Varsi did, in fact, return, though not before Hollywood had long since lost interest in her case. It was a rare missed opportunity: Few things seemed to delight the press more than commenting on a star’s attempt at reversing course, as witnessed by these items about Farley Granger, star of Hitchcock’s classic Strangers on a Train: “For several years Farley has given Hollywood the brush-off and he has been finding out that a comeback is often much more difficult than starting a new career. A movie star, to stay on top of the heap, must live in Hollywood, be a part of the community, and get his picture and name in the newspaper and magazines as often as possible. We hear Farley still intends to live in New York City and commute to the coast. If he does, he’ll find the going rougher than he has anticipated” (“Passing Parade,” Movie Stars Parade, March 1956). That’s because, as another columnist (Movieland, Nov 1955) pointed out, “there’s always a newcomer to take the place of somebody who wants to step out. And Farl stepped out — by choice.”
Image credits, clockwise from upper left: (1) Movieland and TV Time July 1959; (2) Modern Screen’s Hollywood Yearbook No. 8, 1965; (3) Motion Picture Apr 1962; (4) Modern Screen’s Hollywood Yearbook No. 7, 1964; (5) Screen Stories Apr 1963; (6) Motion Picture July 1961.
Millie Wilson says
Thanks for the vivid account of Hollywood press behavior. Did the studios invest heavily to control the spin?

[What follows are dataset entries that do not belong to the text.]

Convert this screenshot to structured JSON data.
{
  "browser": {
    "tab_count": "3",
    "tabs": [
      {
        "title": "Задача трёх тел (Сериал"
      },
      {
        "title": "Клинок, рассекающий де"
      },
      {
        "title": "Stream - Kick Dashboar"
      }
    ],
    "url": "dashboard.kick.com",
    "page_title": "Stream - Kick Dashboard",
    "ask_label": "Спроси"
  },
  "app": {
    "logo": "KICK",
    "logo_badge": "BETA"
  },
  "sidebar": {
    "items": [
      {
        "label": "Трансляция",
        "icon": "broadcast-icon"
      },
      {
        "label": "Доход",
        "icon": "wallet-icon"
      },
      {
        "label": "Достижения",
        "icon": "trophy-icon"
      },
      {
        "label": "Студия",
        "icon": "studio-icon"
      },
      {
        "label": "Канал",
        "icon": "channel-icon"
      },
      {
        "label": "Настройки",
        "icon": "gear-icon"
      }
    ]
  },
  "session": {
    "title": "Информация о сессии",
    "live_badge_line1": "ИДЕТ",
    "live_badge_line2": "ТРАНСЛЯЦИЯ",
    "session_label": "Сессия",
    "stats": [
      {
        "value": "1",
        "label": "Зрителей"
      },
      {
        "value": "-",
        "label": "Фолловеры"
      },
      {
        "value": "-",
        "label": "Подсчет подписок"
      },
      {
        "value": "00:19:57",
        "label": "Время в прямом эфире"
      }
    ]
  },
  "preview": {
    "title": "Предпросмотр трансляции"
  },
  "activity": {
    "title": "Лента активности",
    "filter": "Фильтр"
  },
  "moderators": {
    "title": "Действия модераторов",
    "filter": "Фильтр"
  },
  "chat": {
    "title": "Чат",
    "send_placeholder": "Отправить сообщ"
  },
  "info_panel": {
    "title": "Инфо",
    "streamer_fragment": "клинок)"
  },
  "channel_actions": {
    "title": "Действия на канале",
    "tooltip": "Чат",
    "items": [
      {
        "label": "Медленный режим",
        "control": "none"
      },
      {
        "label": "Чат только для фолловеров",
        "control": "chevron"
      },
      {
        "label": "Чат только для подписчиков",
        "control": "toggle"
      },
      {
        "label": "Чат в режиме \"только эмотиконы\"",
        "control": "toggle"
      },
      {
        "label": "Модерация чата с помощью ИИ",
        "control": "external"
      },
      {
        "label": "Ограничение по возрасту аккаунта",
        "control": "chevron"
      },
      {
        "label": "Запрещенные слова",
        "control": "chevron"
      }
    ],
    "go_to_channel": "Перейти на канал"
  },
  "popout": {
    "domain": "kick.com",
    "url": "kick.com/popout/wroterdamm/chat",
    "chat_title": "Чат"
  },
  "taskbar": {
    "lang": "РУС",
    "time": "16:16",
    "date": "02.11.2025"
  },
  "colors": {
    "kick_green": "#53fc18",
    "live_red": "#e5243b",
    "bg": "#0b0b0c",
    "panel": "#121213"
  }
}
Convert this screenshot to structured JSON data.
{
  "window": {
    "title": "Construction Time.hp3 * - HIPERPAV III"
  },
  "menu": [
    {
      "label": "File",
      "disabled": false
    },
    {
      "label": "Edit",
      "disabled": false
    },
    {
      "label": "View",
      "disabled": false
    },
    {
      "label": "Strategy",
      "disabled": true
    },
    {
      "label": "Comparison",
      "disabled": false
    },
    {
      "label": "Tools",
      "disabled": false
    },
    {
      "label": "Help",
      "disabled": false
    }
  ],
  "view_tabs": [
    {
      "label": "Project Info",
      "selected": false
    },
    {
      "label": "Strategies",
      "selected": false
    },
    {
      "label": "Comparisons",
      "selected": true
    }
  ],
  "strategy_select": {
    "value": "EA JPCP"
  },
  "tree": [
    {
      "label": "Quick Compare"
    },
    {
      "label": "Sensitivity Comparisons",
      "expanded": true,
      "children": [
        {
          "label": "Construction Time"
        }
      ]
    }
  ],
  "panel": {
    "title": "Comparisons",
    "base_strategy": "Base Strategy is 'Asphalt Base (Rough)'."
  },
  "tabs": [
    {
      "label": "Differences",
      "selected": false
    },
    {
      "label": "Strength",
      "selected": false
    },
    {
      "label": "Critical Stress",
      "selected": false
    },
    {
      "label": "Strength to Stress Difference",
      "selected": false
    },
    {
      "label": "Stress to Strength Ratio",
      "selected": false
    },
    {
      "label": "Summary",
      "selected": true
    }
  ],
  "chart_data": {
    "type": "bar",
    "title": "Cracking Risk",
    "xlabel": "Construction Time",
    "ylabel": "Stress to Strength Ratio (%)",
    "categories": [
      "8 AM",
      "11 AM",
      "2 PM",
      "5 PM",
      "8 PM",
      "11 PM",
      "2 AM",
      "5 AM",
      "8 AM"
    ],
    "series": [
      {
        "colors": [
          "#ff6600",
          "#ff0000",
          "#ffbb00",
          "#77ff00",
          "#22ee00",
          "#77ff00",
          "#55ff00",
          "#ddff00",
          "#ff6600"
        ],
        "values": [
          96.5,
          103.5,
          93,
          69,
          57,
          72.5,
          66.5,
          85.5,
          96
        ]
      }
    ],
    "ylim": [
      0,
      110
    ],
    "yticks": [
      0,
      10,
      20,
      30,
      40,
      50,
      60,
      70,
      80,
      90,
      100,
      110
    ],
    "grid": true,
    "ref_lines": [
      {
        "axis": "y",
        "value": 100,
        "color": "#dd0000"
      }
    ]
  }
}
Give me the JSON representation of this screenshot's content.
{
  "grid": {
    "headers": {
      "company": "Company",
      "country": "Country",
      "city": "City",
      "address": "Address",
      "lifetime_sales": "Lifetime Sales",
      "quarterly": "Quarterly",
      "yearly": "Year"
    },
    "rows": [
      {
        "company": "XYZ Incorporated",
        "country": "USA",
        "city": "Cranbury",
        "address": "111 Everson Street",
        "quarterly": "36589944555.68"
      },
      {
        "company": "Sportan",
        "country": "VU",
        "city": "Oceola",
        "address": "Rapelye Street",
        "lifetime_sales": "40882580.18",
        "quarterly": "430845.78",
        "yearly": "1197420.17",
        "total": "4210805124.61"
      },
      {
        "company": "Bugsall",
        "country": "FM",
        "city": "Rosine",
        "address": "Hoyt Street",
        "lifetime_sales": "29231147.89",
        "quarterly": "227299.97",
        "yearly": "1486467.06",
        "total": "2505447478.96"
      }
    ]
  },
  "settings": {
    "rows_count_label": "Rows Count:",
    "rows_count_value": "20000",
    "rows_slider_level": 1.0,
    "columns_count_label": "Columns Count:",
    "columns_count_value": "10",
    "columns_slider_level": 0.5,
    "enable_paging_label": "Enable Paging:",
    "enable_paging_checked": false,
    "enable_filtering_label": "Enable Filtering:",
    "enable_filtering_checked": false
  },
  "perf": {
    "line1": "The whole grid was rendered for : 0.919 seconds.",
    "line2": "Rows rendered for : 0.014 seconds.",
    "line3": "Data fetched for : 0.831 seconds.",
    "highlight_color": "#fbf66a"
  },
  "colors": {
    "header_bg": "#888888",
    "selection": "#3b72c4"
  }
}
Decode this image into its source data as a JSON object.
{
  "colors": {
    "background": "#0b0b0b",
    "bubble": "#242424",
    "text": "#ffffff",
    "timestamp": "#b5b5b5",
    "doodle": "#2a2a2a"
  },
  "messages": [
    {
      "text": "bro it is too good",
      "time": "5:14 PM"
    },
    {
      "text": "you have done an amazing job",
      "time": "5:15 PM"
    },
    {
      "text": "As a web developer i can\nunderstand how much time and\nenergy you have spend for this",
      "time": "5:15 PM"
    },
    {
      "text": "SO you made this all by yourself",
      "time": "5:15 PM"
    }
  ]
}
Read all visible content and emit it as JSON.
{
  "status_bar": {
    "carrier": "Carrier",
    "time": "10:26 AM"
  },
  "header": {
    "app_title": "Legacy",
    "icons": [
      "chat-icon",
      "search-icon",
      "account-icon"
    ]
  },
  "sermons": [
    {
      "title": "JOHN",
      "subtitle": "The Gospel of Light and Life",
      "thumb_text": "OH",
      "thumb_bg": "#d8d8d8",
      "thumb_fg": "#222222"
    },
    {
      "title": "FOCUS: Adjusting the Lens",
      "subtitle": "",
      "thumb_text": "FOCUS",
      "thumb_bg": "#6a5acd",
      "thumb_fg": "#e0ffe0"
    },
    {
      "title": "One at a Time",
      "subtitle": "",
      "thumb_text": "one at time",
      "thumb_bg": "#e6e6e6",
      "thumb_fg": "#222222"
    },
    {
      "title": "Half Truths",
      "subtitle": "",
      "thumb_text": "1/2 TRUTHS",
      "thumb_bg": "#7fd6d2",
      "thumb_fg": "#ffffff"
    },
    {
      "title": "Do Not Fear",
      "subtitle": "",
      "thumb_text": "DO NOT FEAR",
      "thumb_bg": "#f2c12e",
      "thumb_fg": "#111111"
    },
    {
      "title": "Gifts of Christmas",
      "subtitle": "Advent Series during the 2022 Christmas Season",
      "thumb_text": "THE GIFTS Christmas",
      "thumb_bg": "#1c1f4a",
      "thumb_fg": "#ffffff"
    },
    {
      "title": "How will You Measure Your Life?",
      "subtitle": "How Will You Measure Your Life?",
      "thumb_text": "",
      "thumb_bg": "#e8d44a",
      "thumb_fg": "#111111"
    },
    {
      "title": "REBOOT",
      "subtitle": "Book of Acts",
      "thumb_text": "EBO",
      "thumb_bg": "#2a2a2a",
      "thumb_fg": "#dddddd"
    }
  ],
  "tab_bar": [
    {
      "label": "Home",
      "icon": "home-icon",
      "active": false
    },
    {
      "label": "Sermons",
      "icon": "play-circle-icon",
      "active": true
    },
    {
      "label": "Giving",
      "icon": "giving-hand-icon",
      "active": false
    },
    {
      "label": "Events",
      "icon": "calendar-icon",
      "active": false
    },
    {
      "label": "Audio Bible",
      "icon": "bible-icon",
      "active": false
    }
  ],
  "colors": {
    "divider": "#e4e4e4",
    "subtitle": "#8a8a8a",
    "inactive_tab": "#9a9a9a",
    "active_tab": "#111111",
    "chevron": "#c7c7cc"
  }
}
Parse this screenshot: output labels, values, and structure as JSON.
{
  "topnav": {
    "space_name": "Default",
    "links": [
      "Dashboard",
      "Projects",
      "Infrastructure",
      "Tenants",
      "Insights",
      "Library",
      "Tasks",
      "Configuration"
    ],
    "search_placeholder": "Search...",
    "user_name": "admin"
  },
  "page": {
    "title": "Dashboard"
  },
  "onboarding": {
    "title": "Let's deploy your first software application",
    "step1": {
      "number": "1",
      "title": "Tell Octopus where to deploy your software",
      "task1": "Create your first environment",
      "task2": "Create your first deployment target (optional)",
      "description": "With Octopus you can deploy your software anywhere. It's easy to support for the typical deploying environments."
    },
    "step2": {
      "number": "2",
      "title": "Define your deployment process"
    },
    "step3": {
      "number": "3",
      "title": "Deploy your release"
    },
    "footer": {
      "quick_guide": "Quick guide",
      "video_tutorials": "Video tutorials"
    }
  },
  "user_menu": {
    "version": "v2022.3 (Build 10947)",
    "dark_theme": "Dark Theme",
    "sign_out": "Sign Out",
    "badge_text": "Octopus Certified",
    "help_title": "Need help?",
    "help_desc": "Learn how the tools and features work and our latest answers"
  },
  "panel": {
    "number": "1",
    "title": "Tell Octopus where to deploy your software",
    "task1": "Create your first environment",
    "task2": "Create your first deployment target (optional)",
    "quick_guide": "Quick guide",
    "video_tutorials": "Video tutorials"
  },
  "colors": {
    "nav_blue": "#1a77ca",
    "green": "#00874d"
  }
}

Hot from (Old) Hollywood says
The studios didn’t have to invest $$; rather, they manipulated their symbiotic relationship with the Hollywood press. Until the culture as well as Hollywood’s infrastructure changed significantly (through the ‘50s and into the ‘60s), both the studios and the press benefited from suppressing negative stories — unless they were used strategically, as with Vince Edwards in the blog example. If anyone from the press rebelled, the studio could cut off their access to stars and stories.
Kellie Stafford says
I can’t help but think that not much has really changed!